Özellikle 'toplumsal cinsiyet' kavramı ve bu kavramın LGBT lobilerinin emellerine aracı olması alanında uzman isimlerce tartışılıyordu. Uzmanların 'Femi-faşist' zihniyetle hazırlandığını savunduğu sözleşme, eşcinsel evliliklere yol açıyor; konunun yasal mercilere taşınmasını talep ediyordu.
İSTANBUL SÖZLEŞMESİ NEDEN İPTAL EDİLDİ?
Kamuoyunda İstanbul Sözleşmesi'ne dair eleştirilerin artması üzerine Cumhurbaşkanı Recep Tayyip Erdoğan ve AK Parti Hükümeti, Sözleşmenin feshini Cumhurbaşkanı Kararı ile onayladı.
İletişim Başkanı Fahrettin Altun, feshe ilişkin yaptığı açıklamada: "Dünden bugüne Cumhurbaşkanımız Recep Tayyip Erdoğan liderliğinde kadınların toplumsal, ekonomik, siyasi ve kültürel hayata daha fazla katılmaları için verdiğimiz mücadeleyi kararlılıkla sürdürüyoruz. Kadınlar, hayatın nesnesi değil öznesidir! Her zaman 'Güçlü Kadın Güçlü Türkiye' diyeceğiz" ifadelerini kullandı.
Dönemin Aile ve Sosyal Hizmetler Bakanı Zehra Zümrüt Selçuk, İstanbul Sözleşmesi'nin feshini şu sözlerle yorumlamıştı:
"2002’den bu yana Cumhurbaşkanımız Sayın Recep Tayyip Erdoğan liderliğinde ülkemizdeki tüm kadınların siyasi, ekonomik ve sosyal hayata katılımını desteklemek için önemli düzenlemeleri hayata geçirdik. Kadın haklarının teminatı, Anayasamız başta olmak üzere, iç mevzuatımızdaki mevcut düzenlemelerdir. Hukuk sistemimiz ihtiyaca göre yeni düzenlemeleri hayata geçirebilecek kadar dinamik ve güçlüdür"
DANIŞTAY, SÖZLEŞME İPTALİNİN FESHİNİ REDDETTİ
Danıştay 10. Dairesi, İstanbul Sözleşmesi'nin iptaline yönelik açılan fesih talebini reddetti.

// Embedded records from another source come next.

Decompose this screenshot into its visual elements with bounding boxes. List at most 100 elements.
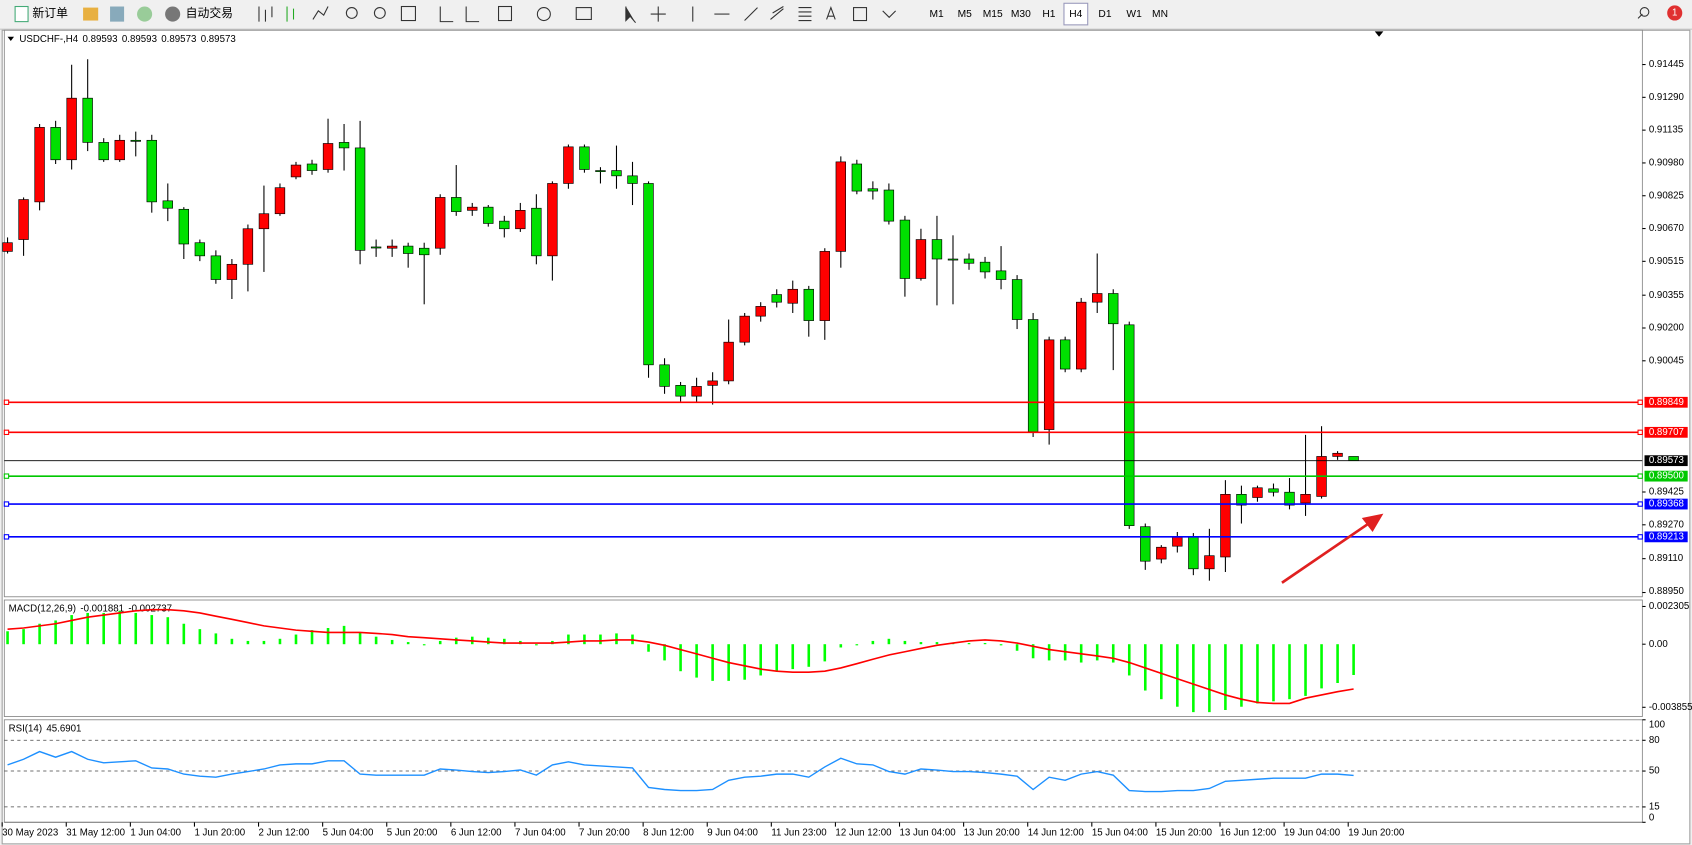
macd-bar (1320, 644, 1323, 689)
candle-body (963, 258, 975, 264)
level-line-handle (3, 473, 10, 479)
macd-bar (358, 632, 362, 645)
symbol-marker (7, 36, 15, 42)
candle-body (675, 385, 686, 397)
notification-badge[interactable] (1667, 5, 1683, 21)
macd-bar (839, 644, 843, 648)
candle-body (995, 270, 1007, 280)
timeframe-button[interactable]: M15 (983, 9, 1003, 20)
y-tick-label: 0 (1649, 813, 1655, 824)
timeframe-button[interactable]: MN (1152, 9, 1168, 20)
macd-bar (743, 644, 746, 680)
candle-body (50, 127, 61, 161)
candle-body (1027, 319, 1039, 433)
macd-bar (38, 623, 41, 645)
candle-body (18, 199, 29, 240)
y-tick-label: 0.90200 (1649, 323, 1685, 334)
x-tick-label: 15 Jun 04:00 (1092, 828, 1149, 839)
candle-body (2, 242, 13, 252)
y-tick-label: 0.91135 (1649, 125, 1683, 136)
macd-bar (871, 640, 875, 645)
level-line-handle (3, 429, 10, 436)
candle-body (739, 315, 750, 343)
title-value: 0.89593 (122, 33, 157, 44)
new-order-button[interactable]: 新订单 (32, 6, 68, 20)
x-tick-label: 6 Jun 12:00 (451, 828, 502, 839)
candle-body (178, 208, 190, 245)
x-tick-label: 5 Jun 20:00 (387, 828, 438, 839)
macd-bar (22, 629, 25, 645)
arrow-shaft (1281, 521, 1372, 584)
macd-bar (134, 612, 138, 645)
timeframe-button[interactable]: W1 (1126, 9, 1142, 20)
level-line-label-box (1644, 470, 1688, 482)
candle-body (819, 251, 830, 321)
candle-body (370, 246, 382, 249)
macd-bar (214, 633, 218, 645)
search-icon[interactable] (1637, 7, 1650, 19)
candle-body (194, 242, 206, 257)
candle-body (1236, 494, 1247, 506)
candle-body (483, 206, 494, 224)
candle-body (306, 163, 318, 171)
macd-panel (3, 599, 1643, 717)
macd-bar (1336, 644, 1339, 683)
candle-body (210, 255, 222, 280)
y-tick-label: 0.90515 (1649, 256, 1684, 267)
title-value: 0.89593 (83, 33, 118, 44)
panel-title: USDCHF-,H4 0.89593 0.89593 0.89573 0.89573 (19, 33, 235, 44)
tool-icon (110, 6, 125, 22)
template-icon (575, 7, 592, 21)
timeframe-button[interactable]: D1 (1098, 9, 1111, 20)
macd-bar (166, 617, 170, 645)
timeframe-button[interactable]: M5 (958, 9, 973, 20)
macd-bar (262, 640, 266, 645)
level-line-label: 0.89368 (1649, 499, 1684, 510)
y-tick-label: 0.89425 (1649, 487, 1684, 498)
macd-bar (118, 610, 122, 645)
x-tick-label: 19 Jun 04:00 (1284, 828, 1341, 839)
candle-body (659, 364, 670, 387)
x-tick-label: 13 Jun 20:00 (964, 828, 1021, 839)
candle-body (1284, 491, 1295, 506)
toolbar-bg (0, 0, 1692, 30)
candle-body (419, 247, 430, 256)
macd-bar (695, 644, 698, 678)
autotrade-button[interactable]: 自动交易 (186, 6, 233, 20)
title-text: USDCHF-,H4 (19, 33, 78, 44)
candle-body (867, 188, 879, 192)
candle-body (1124, 324, 1135, 526)
y-tick-label: 0.00 (1649, 639, 1668, 650)
candle-body (1220, 494, 1231, 558)
timeframe-button[interactable]: M1 (930, 9, 945, 20)
y-tick-label: 0.90045 (1649, 355, 1684, 366)
title-text: MACD(12,26,9) (9, 603, 76, 614)
current-price-line-label-box (1644, 455, 1688, 467)
macd-bar (663, 644, 666, 661)
y-tick-label: 0.91445 (1649, 59, 1684, 70)
crosshair-icon (650, 6, 666, 22)
candle-body (1156, 546, 1167, 560)
x-tick-label: 13 Jun 04:00 (900, 828, 957, 839)
timeframe-button[interactable]: H4 (1069, 9, 1082, 20)
arrow-head (1361, 513, 1384, 533)
macd-bar (503, 638, 506, 645)
candle-body (835, 161, 847, 252)
shift-marker (1374, 31, 1384, 37)
candle-body (114, 139, 125, 161)
indicators-icon (497, 5, 513, 22)
macd-bar (374, 636, 378, 645)
candle-body (226, 263, 238, 280)
candle-body (931, 239, 943, 260)
candle-body (947, 258, 959, 261)
new-order-icon (14, 5, 29, 23)
timeframe-button[interactable]: M30 (1011, 9, 1031, 20)
macd-bar (6, 631, 9, 645)
macd-bar (855, 644, 859, 646)
candle-body (98, 142, 109, 161)
timeframe-button[interactable]: H1 (1042, 9, 1055, 20)
macd-bar (198, 629, 202, 645)
shift-icon (465, 6, 480, 23)
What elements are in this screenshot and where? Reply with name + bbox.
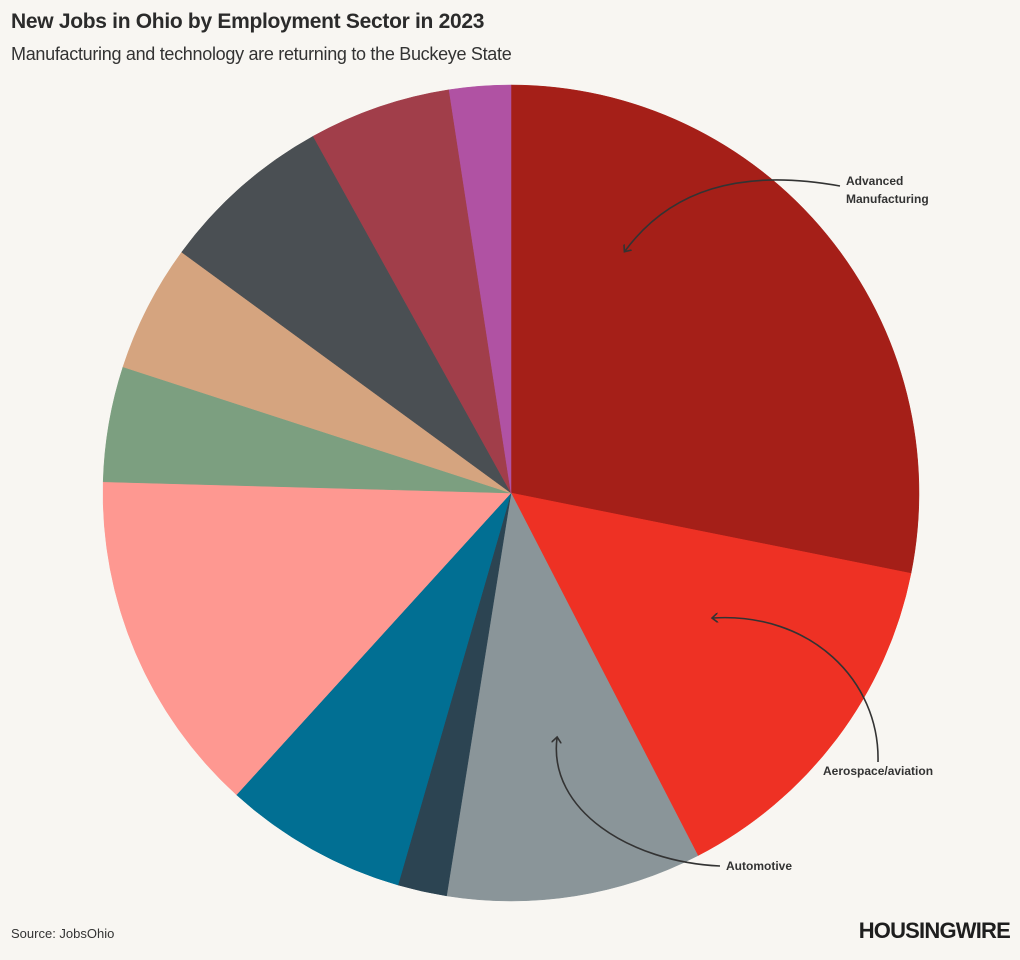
pie-slice-sector-11	[448, 84, 512, 494]
callout-line: Advanced	[846, 174, 903, 188]
chart-title: New Jobs in Ohio by Employment Sector in…	[11, 10, 485, 33]
pie-slice-advanced-manufacturing	[510, 84, 920, 574]
callout-line: Aerospace/aviation	[823, 764, 933, 778]
pie-slice-sector-9	[181, 135, 512, 494]
source-note: Source: JobsOhio	[11, 926, 115, 941]
callout-label-automotive: Automotive	[726, 859, 792, 873]
callout-arrow-automotive	[556, 738, 721, 867]
pie-slices	[102, 84, 920, 902]
housingwire-logo: HOUSINGWIRE	[858, 918, 1011, 943]
callout-line: Manufacturing	[846, 192, 929, 206]
pie-slice-sector-5	[236, 492, 512, 886]
pie-slice-sector-10	[312, 89, 512, 494]
pie-callouts: Advanced Manufacturing Aerospace/aviatio…	[556, 174, 933, 873]
pie-slice-aerospace-aviation	[510, 492, 912, 857]
callout-arrow-advanced-manufacturing	[625, 179, 841, 251]
pie-chart: Advanced Manufacturing Aerospace/aviatio…	[102, 84, 933, 902]
pie-slice-automotive	[446, 492, 699, 902]
callout-label-advanced-manufacturing: Advanced Manufacturing	[846, 174, 929, 206]
callout-label-aerospace: Aerospace/aviation	[823, 764, 933, 778]
chart-subtitle: Manufacturing and technology are returni…	[11, 44, 512, 64]
callout-line: Automotive	[726, 859, 792, 873]
callout-arrow-aerospace	[713, 618, 879, 763]
pie-slice-sector-6	[102, 481, 512, 796]
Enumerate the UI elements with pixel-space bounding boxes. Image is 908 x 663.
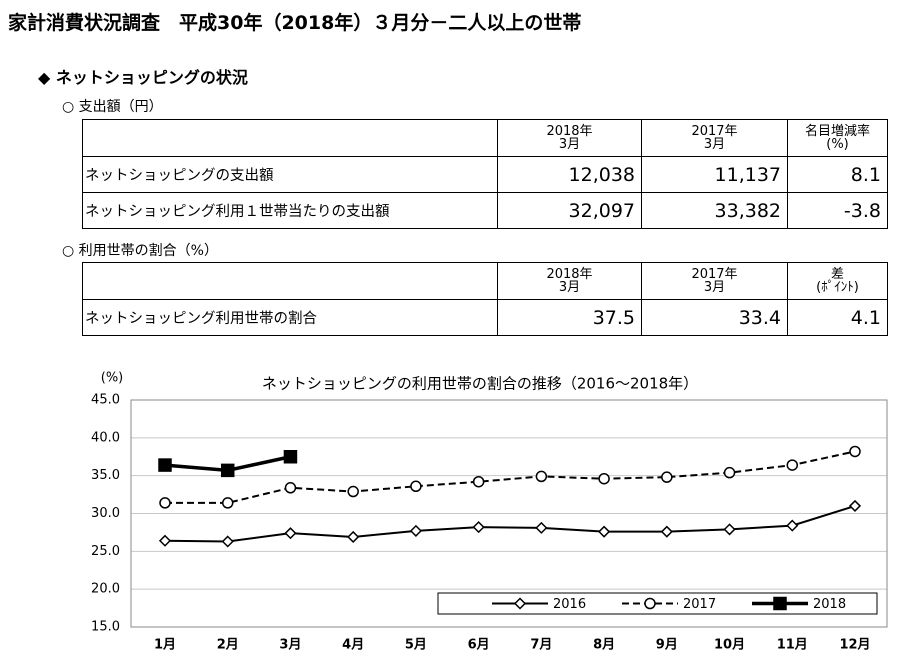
x-tick-label: 3月 (279, 638, 301, 653)
row: ネットショッピングの支出額 12,038 11,137 8.1 (82, 156, 888, 193)
legend-marker (513, 597, 527, 610)
header-cell (82, 119, 498, 157)
header-text: 3月 (703, 137, 726, 152)
y-tick-label: 30.0 (91, 506, 120, 521)
table-caption: ○ 支出額（円） (62, 99, 163, 115)
data-point (284, 527, 297, 540)
data-point (221, 535, 234, 548)
data-point (472, 521, 485, 534)
y-axis-label: (%) (101, 371, 124, 386)
legend-label: 2017 (683, 597, 716, 612)
y-tick-label: 40.0 (91, 430, 120, 445)
plot-border (130, 399, 888, 628)
cell: 32,097 (497, 192, 642, 229)
data-point (786, 519, 799, 532)
x-tick-label: 1月 (154, 638, 176, 653)
table: 2018年 3月 2017年 3月 名目増減率 (%) ネットショッピングの支出額 12,03… (82, 119, 888, 229)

Meral Akşener'den İstanbul Sözleşmesi başvurusu
Türk toplum yapısını hiçe sayan, tartışmalı maddeleriyle uzun süre gündemde kalan Sözleşmenin Türkiye'deki destekçileri, iptalin durdurulmasına yönelik onlarca dava açmıştı. Danıştay, 19 Temmuz Salı günü bu talebin reddedilmesine hükmetti.
İSTANBUL SÖZLEŞMESİ'Nİ TANIMAYAN ÜLKELER
Türkiye'nin Mart 2021'de feshettiği İstanbul Sözleşmesi'ni imzalamasına karşın uygulamaya koymayan ülkeler arasında Ermenistan, Bulgaristan, Çekya, Birleşik Krallık, Letonya, Lihtenştayn, Litvanya, Moldova ve Ukrayna bulunuyor.
Anlaşmaya imza atan ülkelerden Slovakya Şubat 2020'de, Macaristan da Mayıs 2020'de feshetti.